Case workers are often responsible for over 70 children at any one time - more than three times the national professional standard.

High Staff Turnover and Vacancy Rates
The overall vacancy rate for workers directly involved in children's cases is over 30%
One service-delivery site had a 64% vacancy rate of social workers - 32 of 50 positions were vacant.

Poor Training

Case workers are often inexperienced and not offered adequate training.

One caseworker without any training or previous experience was immediately assigned eight ongoing cases with no case plans and four new cases involving abuse and neglect allegations. She received no formal training until after five weeks on the job.

Poor Supervision

Supervisors are overseeing up to 13 caseworkers; the national standard is five.

Supervisors directly cover cases themselves because of unfilled worker vacancies, further impeding their ability to effectively supervise other workers.

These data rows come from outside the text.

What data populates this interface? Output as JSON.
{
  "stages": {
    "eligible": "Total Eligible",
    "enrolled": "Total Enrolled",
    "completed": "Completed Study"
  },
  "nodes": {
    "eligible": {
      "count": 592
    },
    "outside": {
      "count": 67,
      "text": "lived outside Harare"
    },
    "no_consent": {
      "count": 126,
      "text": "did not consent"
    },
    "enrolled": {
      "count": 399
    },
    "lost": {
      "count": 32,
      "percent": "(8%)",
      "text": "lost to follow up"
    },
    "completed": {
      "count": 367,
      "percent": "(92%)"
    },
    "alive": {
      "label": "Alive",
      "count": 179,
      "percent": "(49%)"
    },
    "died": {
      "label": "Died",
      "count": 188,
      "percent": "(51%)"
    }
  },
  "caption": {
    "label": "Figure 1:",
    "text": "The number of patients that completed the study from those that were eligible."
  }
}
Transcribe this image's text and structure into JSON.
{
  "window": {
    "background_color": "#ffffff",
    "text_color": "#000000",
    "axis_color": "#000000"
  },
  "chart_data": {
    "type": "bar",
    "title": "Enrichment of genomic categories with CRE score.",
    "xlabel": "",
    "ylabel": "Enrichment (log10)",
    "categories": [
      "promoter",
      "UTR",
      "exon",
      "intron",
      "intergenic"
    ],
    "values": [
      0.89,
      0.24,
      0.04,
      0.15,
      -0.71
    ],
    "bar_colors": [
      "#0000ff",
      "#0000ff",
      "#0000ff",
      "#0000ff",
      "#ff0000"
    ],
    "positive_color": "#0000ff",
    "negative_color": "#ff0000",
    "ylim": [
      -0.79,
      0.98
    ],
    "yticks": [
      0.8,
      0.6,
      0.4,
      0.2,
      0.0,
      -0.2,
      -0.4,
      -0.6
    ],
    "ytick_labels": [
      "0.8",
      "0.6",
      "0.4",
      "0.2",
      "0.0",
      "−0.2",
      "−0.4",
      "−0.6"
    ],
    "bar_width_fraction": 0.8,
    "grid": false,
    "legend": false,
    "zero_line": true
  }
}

Lack of Case Management System

The state has repeatedly been directed and given funding to develop an automated case management system for the child welfare system in Milwaukee County by the state legislature since the passing of 1995 Wisconsin Act 303. It has yet to do so. · As a result, state defendants are incapable of accurately tracking service delivery to children in foster care so that they know when the children's needs are not being met.

Minimal Services by For-Profit Agencies

In two of the five service-delivery sites responsible for on-going services to children and their families, DHFS has contracted with a private for-profit vendor to serve as the lead agency.

Service providers are operating under contracts that allot a fixed amount to serve clients and allow for a profit margin if services are delivered for less than the fixed amount.
This arrangement creates a financial incentive for agencies to provide minimal services as cheaply as possible.

"We know that Milwaukee children are in danger and are now concerned that these private operators are profiting on their misfortune," said Ms. Lowry. "We're asking the court to protect these children before more are harmed, since it appears that the state will not."

The ACLU of Wisconsin Foundation, Inc. is the litigation and public education arm of the ACLU's Wisconsin affiliate.

Children's Rights works throughout the United States in partnership with national and local experts, advocates and government officials to document the needs of children in the care of child welfare systems. Children's Rights helps develop realistic solutions and, where necessary, uses the power of litigation to ensure that reform takes place.